Любая тема для беседы —

дожди, которые идут,

похолодание на среду —

любая сплетня на "ура".

Я не скажу о том, что завтра

мне будет видимо пора

пройти осмотр у психиатра.

Или напиться.

Буду рад —

хоть так, но только б перемены,

поскольку пару дней назад

едва опять не резал вены.


Я не скажу об этом.

Пусть

всё остаётся неизвестным.


Мы роли помним наизусть:


— Алло? Как жизнь?

— Вполне. Чудесно.



КРАСНАЯ СТЕНА


Барабанит дождь в ночи, окна в каплях — связках бус, на губах опять горчит табака привычный вкус. У стены приткнулась ель, не разобрана кровать — не уснуть, не лечь в постель... Да и в общем — наплевать. За окном бежит вода, замывая алый след, год промчался — не беда, а беда, что новых нет — возвращаясь, всякий раз воскресает молодым... Здесь оценивают газ, там — оценивают Крым.

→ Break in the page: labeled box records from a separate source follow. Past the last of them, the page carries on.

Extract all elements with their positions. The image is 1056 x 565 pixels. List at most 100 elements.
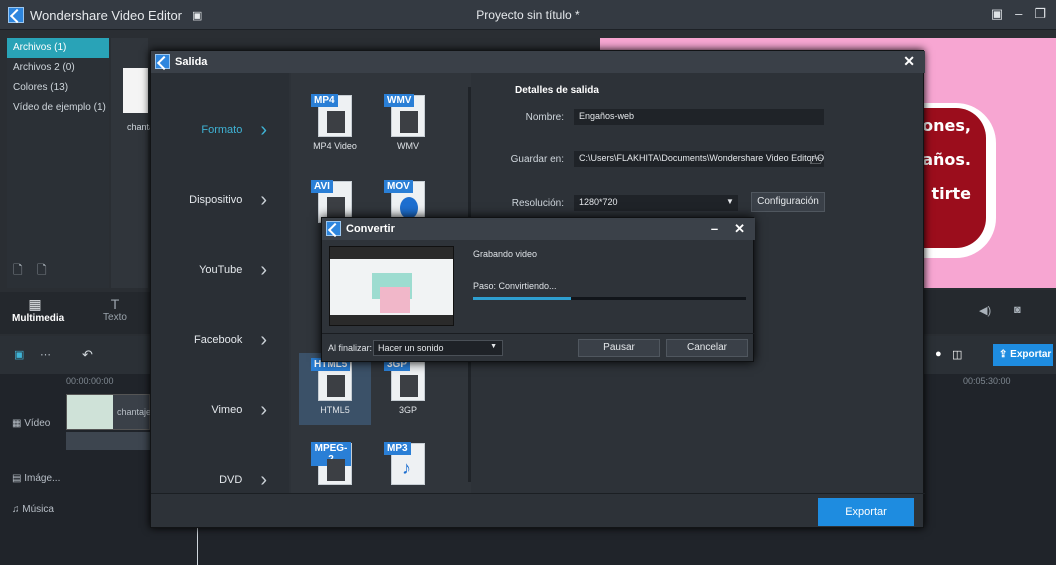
close-icon[interactable]: ✕ bbox=[903, 53, 915, 70]
convert-dialog-header: Convertir – ✕ bbox=[322, 218, 755, 240]
pause-button[interactable]: Pausar bbox=[578, 339, 660, 357]
track-image-label: ▤ Imáge... bbox=[12, 473, 60, 484]
convert-window-controls: – ✕ bbox=[711, 221, 745, 237]
chevron-down-icon[interactable]: ▼ bbox=[726, 197, 734, 206]
cancel-button[interactable]: Cancelar bbox=[666, 339, 748, 357]
export-icon: ⇪ bbox=[999, 349, 1008, 360]
preview-text-3: tirte bbox=[931, 184, 971, 203]
finish-select[interactable]: Hacer un sonido ▼ bbox=[373, 340, 503, 356]
volume-icon[interactable]: ◀) bbox=[979, 304, 991, 317]
tab-texto[interactable]: T Texto bbox=[95, 296, 135, 323]
preview-text-1: ones, bbox=[922, 116, 971, 135]
chevron-right-icon: › bbox=[260, 328, 267, 351]
grid-icon[interactable]: ⋯ bbox=[40, 348, 51, 361]
mode-tabs: ▦ Multimedia T Texto bbox=[0, 292, 150, 334]
category-dispositivo[interactable]: Dispositivo › bbox=[151, 170, 289, 230]
audio-waveform[interactable] bbox=[66, 432, 150, 450]
minimize-icon[interactable]: – bbox=[1015, 6, 1022, 22]
library-item-video-ejemplo[interactable]: Vídeo de ejemplo (1) bbox=[7, 98, 109, 118]
category-facebook[interactable]: Facebook › bbox=[151, 310, 289, 370]
clip-thumbnail[interactable] bbox=[123, 68, 148, 113]
category-vimeo-label: Vimeo bbox=[211, 404, 243, 416]
chevron-right-icon: › bbox=[260, 398, 267, 421]
library-item-archivos-2[interactable]: Archivos 2 (0) bbox=[7, 58, 109, 78]
film-strip bbox=[327, 111, 345, 133]
marker-icon[interactable]: ● bbox=[935, 348, 942, 360]
format-badge: AVI bbox=[311, 180, 333, 193]
restore-icon[interactable]: ❐ bbox=[1034, 6, 1046, 22]
dialog-logo-icon bbox=[155, 54, 170, 69]
format-mp4[interactable]: MP4 MP4 Video bbox=[303, 94, 367, 151]
format-mp3[interactable]: MP3 ♪ bbox=[376, 442, 440, 489]
timecode-end: 00:05:30:00 bbox=[963, 376, 1011, 386]
film-strip bbox=[327, 197, 345, 219]
undo-icon[interactable]: ↶ bbox=[82, 347, 93, 363]
multimedia-icon: ▦ bbox=[28, 296, 42, 312]
timeline-clip[interactable]: chantaje bbox=[66, 394, 151, 430]
preview-text-2: años. bbox=[922, 150, 971, 169]
export-button[interactable]: ⇪ Exportar bbox=[993, 344, 1053, 366]
mp3-file-icon: MP3 ♪ bbox=[384, 442, 425, 485]
resolution-label: Resolución: bbox=[511, 198, 564, 209]
output-dialog-header: Salida ✕ bbox=[151, 51, 925, 73]
convert-progress-fill bbox=[473, 297, 572, 300]
format-wmv[interactable]: WMV WMV bbox=[376, 94, 440, 151]
format-mpeg2[interactable]: MPEG-2 bbox=[303, 442, 367, 489]
chevron-down-icon: ▼ bbox=[490, 343, 497, 350]
add-folder-icon[interactable]: 🗋 bbox=[13, 261, 23, 282]
remove-folder-icon[interactable]: 🗋 bbox=[37, 261, 47, 282]
name-field[interactable]: Engaños-web bbox=[574, 109, 824, 125]
format-3gp[interactable]: 3GP 3GP bbox=[376, 358, 440, 415]
playhead[interactable] bbox=[197, 528, 198, 565]
film-strip bbox=[327, 459, 345, 481]
tab-multimedia-label: Multimedia bbox=[12, 313, 65, 324]
output-categories: Formato › Dispositivo › YouTube › Facebook ›… bbox=[151, 73, 289, 493]
tab-multimedia[interactable]: ▦ Multimedia bbox=[12, 296, 65, 324]
thumb-figure-2 bbox=[380, 287, 410, 313]
configuration-button[interactable]: Configuración bbox=[751, 192, 825, 212]
chevron-right-icon: › bbox=[260, 468, 267, 491]
dialog-export-button[interactable]: Exportar bbox=[818, 498, 914, 526]
finish-label: Al finalizar: bbox=[328, 343, 373, 353]
html5-file-icon: HTML5 bbox=[311, 358, 352, 401]
minimize-icon[interactable]: – bbox=[711, 221, 718, 237]
save-path-field[interactable]: C:\Users\FLAKHITA\Documents\Wondershare … bbox=[574, 151, 824, 167]
save-label: Guardar en: bbox=[510, 154, 564, 165]
folder-icon[interactable]: 🗁 bbox=[810, 152, 824, 171]
track-music-label: ♫ Música bbox=[12, 504, 54, 515]
snapshot-timeline-icon[interactable]: ◫ bbox=[952, 348, 962, 361]
close-icon[interactable]: ✕ bbox=[734, 221, 745, 237]
resolution-select[interactable]: 1280*720 bbox=[574, 195, 738, 211]
track-image-text: Imáge... bbox=[24, 473, 61, 484]
mp4-file-icon: MP4 bbox=[311, 94, 352, 137]
format-label: MP4 Video bbox=[313, 141, 357, 151]
convert-logo-icon bbox=[326, 221, 341, 236]
chevron-right-icon: › bbox=[260, 188, 267, 211]
convert-dialog-title: Convertir bbox=[346, 223, 395, 235]
track-music-text: Música bbox=[22, 504, 54, 515]
convert-status: Grabando video bbox=[473, 249, 538, 259]
category-dvd[interactable]: DVD › bbox=[151, 450, 289, 510]
category-facebook-label: Facebook bbox=[194, 334, 243, 346]
snapshot-icon[interactable]: ◙ bbox=[1014, 304, 1021, 316]
library-item-archivos-1[interactable]: Archivos (1) bbox=[7, 38, 109, 58]
library-item-colores[interactable]: Colores (13) bbox=[7, 78, 109, 98]
finish-select-value: Hacer un sonido bbox=[378, 343, 444, 353]
format-html5[interactable]: HTML5 HTML5 bbox=[299, 353, 371, 425]
film-strip bbox=[400, 111, 418, 133]
media-library-sidebar: Archivos (1) Archivos 2 (0) Colores (13)… bbox=[7, 38, 109, 288]
title-bar: Wondershare Video Editor ▣ Proyecto sin … bbox=[0, 0, 1056, 30]
film-strip bbox=[400, 375, 418, 397]
chevron-right-icon: › bbox=[260, 258, 267, 281]
image-icon: ▤ bbox=[12, 473, 25, 484]
format-badge: MOV bbox=[384, 180, 413, 193]
zoom-fit-icon[interactable]: ▣ bbox=[14, 348, 24, 361]
format-badge: WMV bbox=[384, 94, 415, 107]
category-youtube[interactable]: YouTube › bbox=[151, 240, 289, 300]
format-label: 3GP bbox=[398, 405, 417, 415]
menu-icon[interactable]: ▣ bbox=[991, 6, 1003, 22]
category-formato[interactable]: Formato › bbox=[151, 100, 289, 160]
category-youtube-label: YouTube bbox=[199, 264, 243, 276]
details-heading: Detalles de salida bbox=[515, 85, 599, 96]
category-vimeo[interactable]: Vimeo › bbox=[151, 380, 289, 440]
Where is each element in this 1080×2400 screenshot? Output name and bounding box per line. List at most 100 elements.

Снова происки врагов независимости стран, стук тяжёлых сапогов о паркет: "но пассаран!" Я давно не вижу лиц, и не слышу слова "брат", в суете передовиц, где под тусклый звон наград объявляет новый круг карусель телепрограмм — вместо дружественных рук фронтовую сотню грамм.


Расскажи мне, славянин, что в России — хорошо. Что не давят души в блин, не стирают в порошок. У таможенных дверей год прошёл — его не жаль. Жаль, что делят: тот — еврей, я — хохол, а ты — москаль. Пустозвонная река топит утренний эфир, и проблема языка, поистёртая до дыр, прижимает день к стене, и, зверея, входит в раж — на войне, как на войне. Кто не с нами — тот не наш. А не наш, так значит — враг… но никто не будет сметь диктовать мне, что и как, и кому, я стану петь.


Расскажи мне, как в снегу тонет сонная тайга. Я приехать не могу, я в бессмысленных бегах от Сибири, только вот — сердце рвётся пополам, половинка здесь живёт, а вторая где-то там. Половине снится лес, свет вечернего костра, а вторая сдохнет без ленты вещего Днепра. Я сто лет не видел гор и на ветках снегирей, загнан в пыльный коридор мира запертых дверей.


Расскажи мне, чем больны наши головы с тобой, от безумной тишины — только выпить за покой, водка — горькая полынь, а душа — нательный крест... Спит твой дед, пройдя Хатынь, спит и мой, увидев Брест. Ты в той жизни был живой, да и я тогда был жив, хоронил нас под Москвой на двоих один разрыв, не осталось ни хрена — пограничные столбы и кирпичная стена, чтобы мы разбили лбы. Та стена красна как флаг и бела как первый снег, там и здесь — один бардак, и по кругу вечный бег.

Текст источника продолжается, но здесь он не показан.